Monday, January 06, 2014

Motion Capture for Home Use

I'm no expert when it comes to motion capture, but I'm aware of some of the technical challenges.  In the past, body suits with potentiometers at the joints sent angle information to rigged characters.  Later, multiple cameras were able to triangulate reference points pasted onto body suits to figure out where the points were in 3D space.  Facial capture usually meant wearing headgear with an attached camera pointed at the performer's face, which had dots drawn on it for reference points.

In each case, specialized hardware was necessary and somebody had to write software to translate the raw data into usable positions or angles that could drive a character.

All in all, not something the average person could do at home.

Technology has a habit of taking things that were once difficult and expensive and making them simple for anyone to use.  It's now happening to motion capture.

What you're seeing here is a home motion capture system to work with a webcam and allow a person to drive an animation-style character in real time.  I can't tell if the headphones are part of the necessary hardware or just headphones, but in any case, the system couldn't be much simpler for an average user.  Admittedly, it isn't perfect and the lip synch is probably the weakest part, but like all applications, it will improve in future versions.

This is being built by a team of Romanian software developers and they're raising money on Indiegogo.  The most basic package can be had for $5 U.S. and they've already reached their financial goal.

Technology has put a lot of people out of business and reduced the viability of various fields.  Good luck finding a typesetter and there are fewer graphic designers than there once were now that software has enabled anybody to do it.  True, a good designer brings experience and taste to a project that an amateur will not, but the tools are in reach for anyone who wants them.  And with templates available for blogs, websites, documents and presentations, the bread and butter work that used to cover a graphic designer's overhead has pretty much vanished.

I'm wondering if we're not witnessing something very similar happening to the role of the animator and possibly the role of the storyboard artist as well.

Motion capture isn't animation, but it can look like animation.  The general audience cares less about technique than about being entertained.  Knowing how to act for motion capture can be learned, the same way that comedians in silent films or mimes developed styles of movement that met their needs.  While undoubtedly there will be a lot of junk produced, the democratization of the tools will result in motion captured films that attempt to resemble animation from the major studios.
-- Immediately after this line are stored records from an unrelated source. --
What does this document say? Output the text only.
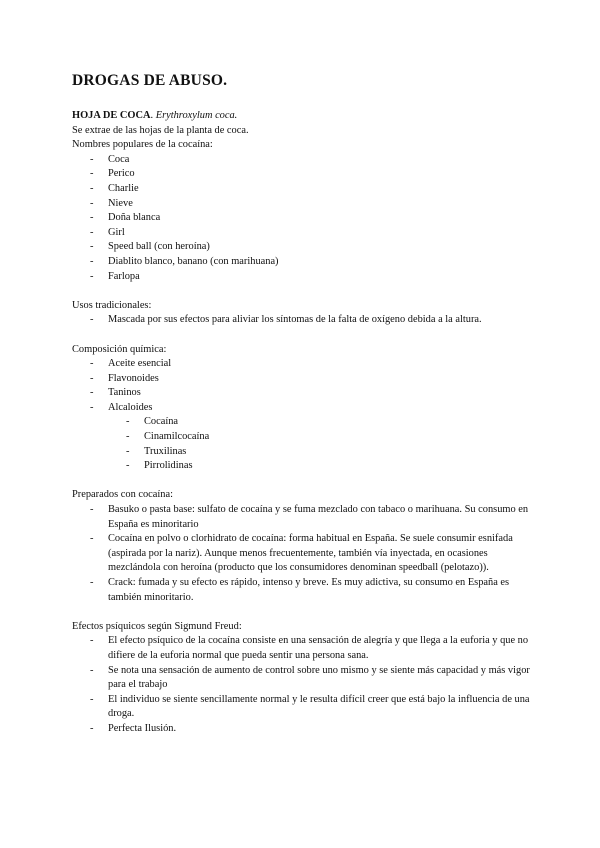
DROGAS DE ABUSO.

HOJA DE COCA. Erythroxylum coca.

Se extrae de las hojas de la planta de coca.

Nombres populares de la cocaína:

- Coca
- Perico
- Charlie
- Nieve
- Doña blanca
- Girl
- Speed ball (con heroína)
- Diablito blanco, banano (con marihuana)
- Farlopa

Usos tradicionales:

- Mascada por sus efectos para aliviar los síntomas de la falta de oxígeno debida a la altura.

Composición química:

- Aceite esencial
- Flavonoides
- Taninos
- Alcaloides
- Cocaína
- Cinamilcocaína
- Truxilinas
- Pirrolidinas

Preparados con cocaína:

- Basuko o pasta base: sulfato de cocaína y se fuma mezclado con tabaco o marihuana. Su consumo en España es minoritario
- Cocaína en polvo o clorhidrato de cocaína: forma habitual en España. Se suele consumir esnifada (aspirada por la nariz). Aunque menos frecuentemente, también vía inyectada, en ocasiones mezclándola con heroína (producto que los consumidores denominan speedball (pelotazo)).
- Crack: fumada y su efecto es rápido, intenso y breve. Es muy adictiva, su consumo en España es también minoritario.

Efectos psíquicos según Sigmund Freud:

- El efecto psíquico de la cocaína consiste en una sensación de alegría y que llega a la euforia y que no difiere de la euforia normal que pueda sentir una persona sana.
- Se nota una sensación de aumento de control sobre uno mismo y se siente más capacidad y más vigor para el trabajo
- El individuo se siente sencillamente normal y le resulta difícil creer que está bajo la influencia de una droga.
- Perfecta Ilusión.
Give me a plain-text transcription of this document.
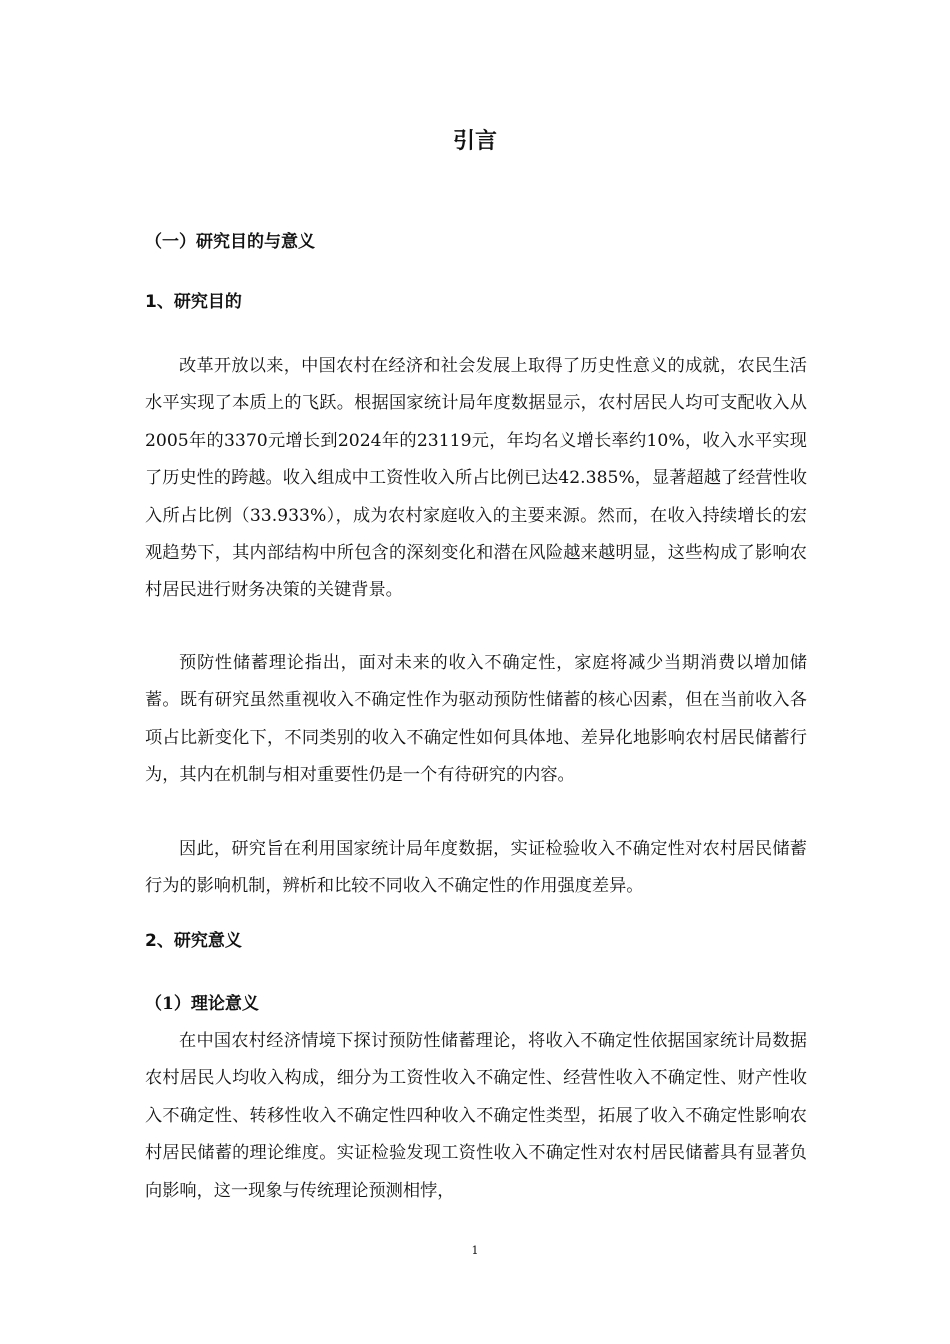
引言
（一）研究目的与意义
1、研究目的

改革开放以来，中国农村在经济和社会发展上取得了历史性意义的成就，农民生活水平实现了本质上的飞跃。根据国家统计局年度数据显示，农村居民人均可支配收入从2005年的3370元增长到2024年的23119元，年均名义增长率约10%，收入水平实现了历史性的跨越。收入组成中工资性收入所占比例已达42.385%，显著超越了经营性收入所占比例（33.933%），成为农村家庭收入的主要来源。然而，在收入持续增长的宏观趋势下，其内部结构中所包含的深刻变化和潜在风险越来越明显，这些构成了影响农村居民进行财务决策的关键背景。

预防性储蓄理论指出，面对未来的收入不确定性，家庭将减少当期消费以增加储蓄。既有研究虽然重视收入不确定性作为驱动预防性储蓄的核心因素，但在当前收入各项占比新变化下，不同类别的收入不确定性如何具体地、差异化地影响农村居民储蓄行为，其内在机制与相对重要性仍是一个有待研究的内容。

因此，研究旨在利用国家统计局年度数据，实证检验收入不确定性对农村居民储蓄行为的影响机制，辨析和比较不同收入不确定性的作用强度差异。

2、研究意义
（1）理论意义

在中国农村经济情境下探讨预防性储蓄理论，将收入不确定性依据国家统计局数据农村居民人均收入构成，细分为工资性收入不确定性、经营性收入不确定性、财产性收入不确定性、转移性收入不确定性四种收入不确定性类型，拓展了收入不确定性影响农村居民储蓄的理论维度。实证检验发现工资性收入不确定性对农村居民储蓄具有显著负向影响，这一现象与传统理论预测相悖，

1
There's an indie film world where live action features are sometimes made for as little as $100,000.  The evolution of motion capture tools like FaceRig may make "animated" features possible at the same budget level.  Animators would not be necessary.

Possibly neither would storyboard artists.  The board exists to nail down the presentation of the visuals, but many live action directors don't use them.  If you can direct your characters in real time, boards are not as necessary.  In addition, once the performance exists in the virtual 3D world, you're free to direct the film after the performances are captured by placing the camera and deciding when to cut.  It will be easier than ever for people who know how to entertain an audience and communicate a story visually to create a film inexpensively.

Will this affect the animation industry as we know it or is it just a toy?  I don't know.  But I am amazed at how far motion capture has come technologically, when $5 can buy you a facial capture system and a bunch of avatars.  After seeing what happened to record companies and newspapers when technology upended them, the one thing I know is that we should not be complacent.

3 comments:

A Romanian said...

Minor typo: a team of romanian developers (not rumanian)

Mark Mayerson said...

Corrected. Thanks.

Emergent Animation said...

It blurs the line between animation, puppeteering, and live-performance, but it's still an art-form. I wouldn't get too hung on terminology.